Die Rebellen im US-Repräsentantenhaus bleiben standhaft. Mittlerweile elf Mal haben sie ihren Parteikollegen Kevin McCarthy bei der Wahl zum Sprecher der Kongresskammer bereits trotz vieler Zugeständnisse lächerlich gemacht. "Eine gewisse Opposition war absehbar", sagt Politologe Philipp Adorf im Gespräch mit ntv.de. Diese Art von Widerstand kommt aber auch für den Parteienforscher überraschend. Das Problem für McCarthy: Die meisten Rebellen gehören dem sogenannten Freedom Caucus an und mit dem lässt sich nicht verhandeln, wie Adorf betont. Chaos, Dysfunktionalität und die Möglichkeit, ein Mitglied des Washingtoner Establishments zu Fall bringen zu können, das scheinen die Rebellen zu genießen. Wollen die Republikaner einen dauerhaften Stillstand im US-Kongress verhindern, bleiben am Ende womöglich nur zwei nukleare Optionen.

ntv.de: Überrascht Sie das Wahldrama in Washington?
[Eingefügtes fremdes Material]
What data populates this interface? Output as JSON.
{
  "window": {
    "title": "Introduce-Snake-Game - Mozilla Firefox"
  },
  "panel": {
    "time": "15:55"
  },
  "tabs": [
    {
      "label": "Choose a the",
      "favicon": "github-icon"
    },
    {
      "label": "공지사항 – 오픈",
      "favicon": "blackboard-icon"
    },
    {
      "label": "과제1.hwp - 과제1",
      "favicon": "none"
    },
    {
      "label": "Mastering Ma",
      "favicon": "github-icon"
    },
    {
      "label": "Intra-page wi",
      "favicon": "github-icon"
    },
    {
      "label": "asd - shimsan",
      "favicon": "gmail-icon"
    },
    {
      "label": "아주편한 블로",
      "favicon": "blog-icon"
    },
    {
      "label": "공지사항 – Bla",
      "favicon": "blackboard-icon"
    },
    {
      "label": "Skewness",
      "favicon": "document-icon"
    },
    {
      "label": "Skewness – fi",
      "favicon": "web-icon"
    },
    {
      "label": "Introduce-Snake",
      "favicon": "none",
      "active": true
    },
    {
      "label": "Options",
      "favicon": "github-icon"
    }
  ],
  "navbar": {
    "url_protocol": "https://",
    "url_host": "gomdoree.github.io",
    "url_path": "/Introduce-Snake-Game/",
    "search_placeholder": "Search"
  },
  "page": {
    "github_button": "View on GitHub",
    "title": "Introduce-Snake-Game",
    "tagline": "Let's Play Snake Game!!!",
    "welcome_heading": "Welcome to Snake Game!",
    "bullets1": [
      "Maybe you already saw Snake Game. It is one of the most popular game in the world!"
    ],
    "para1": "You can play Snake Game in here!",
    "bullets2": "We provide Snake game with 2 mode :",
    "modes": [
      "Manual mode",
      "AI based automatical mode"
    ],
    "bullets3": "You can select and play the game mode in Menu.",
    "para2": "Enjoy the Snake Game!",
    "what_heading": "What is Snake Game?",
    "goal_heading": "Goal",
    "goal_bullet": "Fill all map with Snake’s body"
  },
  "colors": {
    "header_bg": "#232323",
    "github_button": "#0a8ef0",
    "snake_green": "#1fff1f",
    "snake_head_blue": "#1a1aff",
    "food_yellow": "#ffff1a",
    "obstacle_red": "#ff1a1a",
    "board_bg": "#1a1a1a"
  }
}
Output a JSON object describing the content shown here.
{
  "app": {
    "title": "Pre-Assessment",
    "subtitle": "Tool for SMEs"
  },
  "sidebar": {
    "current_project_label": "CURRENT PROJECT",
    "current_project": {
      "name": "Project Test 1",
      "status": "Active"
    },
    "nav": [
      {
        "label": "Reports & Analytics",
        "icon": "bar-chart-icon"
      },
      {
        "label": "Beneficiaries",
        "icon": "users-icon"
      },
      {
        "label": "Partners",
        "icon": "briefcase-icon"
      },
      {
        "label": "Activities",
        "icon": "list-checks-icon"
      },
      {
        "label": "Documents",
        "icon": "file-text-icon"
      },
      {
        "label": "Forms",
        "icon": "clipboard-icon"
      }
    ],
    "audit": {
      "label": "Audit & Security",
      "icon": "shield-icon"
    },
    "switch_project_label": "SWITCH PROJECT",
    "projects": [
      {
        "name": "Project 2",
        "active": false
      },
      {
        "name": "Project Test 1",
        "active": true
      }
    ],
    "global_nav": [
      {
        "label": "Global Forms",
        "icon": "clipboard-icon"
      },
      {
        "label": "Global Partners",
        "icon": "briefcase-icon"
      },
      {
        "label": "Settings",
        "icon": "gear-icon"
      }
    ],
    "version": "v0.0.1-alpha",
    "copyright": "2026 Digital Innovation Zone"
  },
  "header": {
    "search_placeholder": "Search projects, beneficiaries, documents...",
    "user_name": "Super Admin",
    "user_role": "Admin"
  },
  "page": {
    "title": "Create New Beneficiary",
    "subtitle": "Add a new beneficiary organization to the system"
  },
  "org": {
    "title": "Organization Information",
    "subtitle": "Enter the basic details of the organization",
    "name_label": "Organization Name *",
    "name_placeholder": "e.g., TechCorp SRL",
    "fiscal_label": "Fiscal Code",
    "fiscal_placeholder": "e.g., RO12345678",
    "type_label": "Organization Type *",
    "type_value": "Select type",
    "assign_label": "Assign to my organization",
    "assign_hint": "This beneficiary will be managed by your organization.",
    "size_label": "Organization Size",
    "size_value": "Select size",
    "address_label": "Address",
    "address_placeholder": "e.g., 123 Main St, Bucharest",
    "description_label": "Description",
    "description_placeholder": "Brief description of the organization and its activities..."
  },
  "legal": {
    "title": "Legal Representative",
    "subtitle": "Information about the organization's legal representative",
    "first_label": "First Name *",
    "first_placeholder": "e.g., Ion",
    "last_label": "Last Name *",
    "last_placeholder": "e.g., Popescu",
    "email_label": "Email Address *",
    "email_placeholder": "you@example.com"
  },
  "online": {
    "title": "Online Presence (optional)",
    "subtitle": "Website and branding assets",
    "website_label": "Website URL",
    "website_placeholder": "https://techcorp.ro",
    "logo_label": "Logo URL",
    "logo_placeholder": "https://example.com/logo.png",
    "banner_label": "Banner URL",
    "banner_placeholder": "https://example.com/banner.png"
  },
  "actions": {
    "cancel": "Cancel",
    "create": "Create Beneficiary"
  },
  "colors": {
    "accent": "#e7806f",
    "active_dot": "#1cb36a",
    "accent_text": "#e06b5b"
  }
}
Philipp Adorf: Eine gewisse Opposition gegen Kevin McCarthy war absehbar. Er hat ja seit der Wahl im November mit der relativ knappen Mehrheit von nur fünf Republikanern für seinen potenziellen Status als Sprecher kämpfen müssen. Dass ihm ein halbes Dutzend oder ein paar mehr Abgeordnete die Unterstützung verweigern würden, hatte sich abgezeichnet. Aber die Annahme war doch, dass er sie schlussendlich durch gewisse Konzessionen überzeugen könnte. Speziell in den beiden Wochen vor der Abstimmung ist McCarthy stark auf diese Rebellen zugegangen. Er ist da auch ideologisch nicht rigide. McCarthy geht es um den Posten. Er sagt, der steht ihm zu.

Man konnte also absehen, dass der Sprecher des Repräsentantenhauses zum ersten Mal seit 100 Jahren nicht im ersten Wahlgang bestimmt wird. Aber dass es nach elf Wahlgängen immer noch 20 Rebellen gibt, ist doch ein wenig überraschend.

Die meisten Rebellen gehören dem sogenannten Freedom Caucus an. Was will der denn?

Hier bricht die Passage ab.